Again, thank you for shedding light on the often-ignored network layers of push notifications. It’s a great piece that opens the door for a deeper discussion on building secure and scalable infrastructure!
Really appreciate this — exactly the kind of pushback that makes the topic better. You're right that the post stayed on the "why it doesn't arrive" (network + OS) layer and treated the backend side too lightly. Let me push back with you on all three, because they're spot on:
Logging / token exposure. Fully agree — a device token is a credential, not a debug field. My rule: tokens never hit logs in the clear; if I need correlation I log a salted hash or the last 4–6 chars, and the token store itself is encrypted at rest and treated like a secrets table. Payloads: log the envelope (message id, target, provider status, latency), never the body — and if a body must be sampled, it goes through a PII redaction pass first. A leaked token + a send-path that doesn't authenticate the sender is straight-up notification spoofing.

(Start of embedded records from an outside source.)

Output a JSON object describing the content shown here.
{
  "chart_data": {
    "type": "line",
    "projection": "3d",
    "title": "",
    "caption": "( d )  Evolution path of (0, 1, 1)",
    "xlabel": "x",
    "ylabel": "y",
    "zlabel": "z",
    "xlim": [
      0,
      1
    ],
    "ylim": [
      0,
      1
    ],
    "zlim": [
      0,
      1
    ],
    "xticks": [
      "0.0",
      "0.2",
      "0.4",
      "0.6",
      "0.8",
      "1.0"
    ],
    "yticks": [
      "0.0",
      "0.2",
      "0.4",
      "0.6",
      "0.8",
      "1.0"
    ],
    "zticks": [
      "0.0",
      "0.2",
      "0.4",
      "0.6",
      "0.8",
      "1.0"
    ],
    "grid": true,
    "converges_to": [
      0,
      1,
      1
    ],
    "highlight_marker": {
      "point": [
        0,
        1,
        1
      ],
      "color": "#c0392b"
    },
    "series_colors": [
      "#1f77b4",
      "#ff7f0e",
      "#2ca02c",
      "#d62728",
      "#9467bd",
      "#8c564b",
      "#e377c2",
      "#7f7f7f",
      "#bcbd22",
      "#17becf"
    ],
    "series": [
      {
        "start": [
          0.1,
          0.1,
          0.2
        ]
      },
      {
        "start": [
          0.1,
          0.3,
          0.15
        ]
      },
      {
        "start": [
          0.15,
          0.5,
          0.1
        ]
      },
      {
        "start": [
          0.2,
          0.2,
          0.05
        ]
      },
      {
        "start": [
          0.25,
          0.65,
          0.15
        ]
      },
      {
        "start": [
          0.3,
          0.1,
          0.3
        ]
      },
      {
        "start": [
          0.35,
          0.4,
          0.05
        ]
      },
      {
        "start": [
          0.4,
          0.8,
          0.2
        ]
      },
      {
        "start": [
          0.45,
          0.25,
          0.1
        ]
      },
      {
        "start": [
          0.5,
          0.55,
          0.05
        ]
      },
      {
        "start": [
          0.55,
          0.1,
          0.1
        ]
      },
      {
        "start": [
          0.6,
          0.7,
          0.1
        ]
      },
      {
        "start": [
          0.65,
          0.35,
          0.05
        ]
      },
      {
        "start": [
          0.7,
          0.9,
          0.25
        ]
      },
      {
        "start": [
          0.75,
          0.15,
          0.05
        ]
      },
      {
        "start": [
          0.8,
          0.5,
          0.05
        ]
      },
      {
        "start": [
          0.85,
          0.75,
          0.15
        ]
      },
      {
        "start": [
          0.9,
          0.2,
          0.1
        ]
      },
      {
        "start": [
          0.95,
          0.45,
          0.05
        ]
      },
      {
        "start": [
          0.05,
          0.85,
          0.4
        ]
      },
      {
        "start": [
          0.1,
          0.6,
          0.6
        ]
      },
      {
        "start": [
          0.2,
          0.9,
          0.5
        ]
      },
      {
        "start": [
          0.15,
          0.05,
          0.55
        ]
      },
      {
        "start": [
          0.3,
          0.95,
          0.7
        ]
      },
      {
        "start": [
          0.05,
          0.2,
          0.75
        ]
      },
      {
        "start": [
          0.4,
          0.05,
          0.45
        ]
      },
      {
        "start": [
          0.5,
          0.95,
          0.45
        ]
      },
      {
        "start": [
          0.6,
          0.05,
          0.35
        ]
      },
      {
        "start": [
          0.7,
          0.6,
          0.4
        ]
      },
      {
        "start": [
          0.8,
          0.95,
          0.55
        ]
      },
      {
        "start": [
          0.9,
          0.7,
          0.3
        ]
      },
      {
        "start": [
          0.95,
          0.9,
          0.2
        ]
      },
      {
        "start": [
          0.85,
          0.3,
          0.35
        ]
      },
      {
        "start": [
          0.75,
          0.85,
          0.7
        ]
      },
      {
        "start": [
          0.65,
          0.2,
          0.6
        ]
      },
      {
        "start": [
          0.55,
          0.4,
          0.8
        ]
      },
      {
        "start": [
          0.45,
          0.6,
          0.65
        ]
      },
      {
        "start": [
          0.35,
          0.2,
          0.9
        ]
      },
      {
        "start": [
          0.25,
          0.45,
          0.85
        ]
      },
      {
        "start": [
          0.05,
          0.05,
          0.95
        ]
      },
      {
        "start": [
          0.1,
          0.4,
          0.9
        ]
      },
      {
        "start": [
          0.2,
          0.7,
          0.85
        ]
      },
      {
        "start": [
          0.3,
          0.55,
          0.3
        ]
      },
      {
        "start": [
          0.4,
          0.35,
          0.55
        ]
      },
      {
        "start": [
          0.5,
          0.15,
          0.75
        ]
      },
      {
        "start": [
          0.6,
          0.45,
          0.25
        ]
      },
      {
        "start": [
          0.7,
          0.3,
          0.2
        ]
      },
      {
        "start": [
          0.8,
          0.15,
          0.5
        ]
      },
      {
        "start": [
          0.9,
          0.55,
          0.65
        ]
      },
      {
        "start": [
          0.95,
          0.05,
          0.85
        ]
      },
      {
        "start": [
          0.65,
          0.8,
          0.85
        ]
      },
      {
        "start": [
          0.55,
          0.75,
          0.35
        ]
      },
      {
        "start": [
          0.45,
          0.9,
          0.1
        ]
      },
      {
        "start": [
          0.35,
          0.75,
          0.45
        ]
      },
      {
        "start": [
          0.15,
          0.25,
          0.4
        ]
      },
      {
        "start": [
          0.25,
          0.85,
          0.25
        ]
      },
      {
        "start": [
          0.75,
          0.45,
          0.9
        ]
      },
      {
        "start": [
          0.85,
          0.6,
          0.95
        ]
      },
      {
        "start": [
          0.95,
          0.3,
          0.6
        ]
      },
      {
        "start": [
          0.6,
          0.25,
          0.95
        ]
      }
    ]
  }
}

Broad IP whitelisting. That part was describing what teams do (and the pain it causes), not endorsing it — but I should've said so more clearly, because 17.0.0.0/8 as a firewall rule is an architectural smell. Opening Apple's entire /8 for egress is a giant exfil-friendly hole. The cleaner pattern is FQDN/SNI-based egress filtering through a forward proxy (api.push.apple.com, fcm.googleapis.com) instead of CIDRs — ideally on a dedicated egress path so push traffic isn't sharing one broad allow-list with everything else.
Token sync / self-DDoS. This is the one I see bite people most. The classic trigger is a forced update or a big campaign — everyone launches in the same 10 minutes and the sync endpoint takes a synchronized stampede it was never sized for. What's worked for me: (a) the sync endpoint just enqueues onto a broker (Kafka/RabbitMQ) and returns fast, a worker reconciles; (b) the client adds jitter + backoff on launch instead of firing immediately; (c) cheap dedupe first — hash-compare the token and skip the DB write entirely when it's unchanged (most launches); (d) treat the provider's 429 Retry-After as authoritative and batch invalid-token cleanup async off the feedback channel rather than inline.
Thanks again — this is exactly the "secure + scalable backend" follow-up the piece was missing. Might be worth a dedicated post on the send-side architecture; you've basically sketched the outline.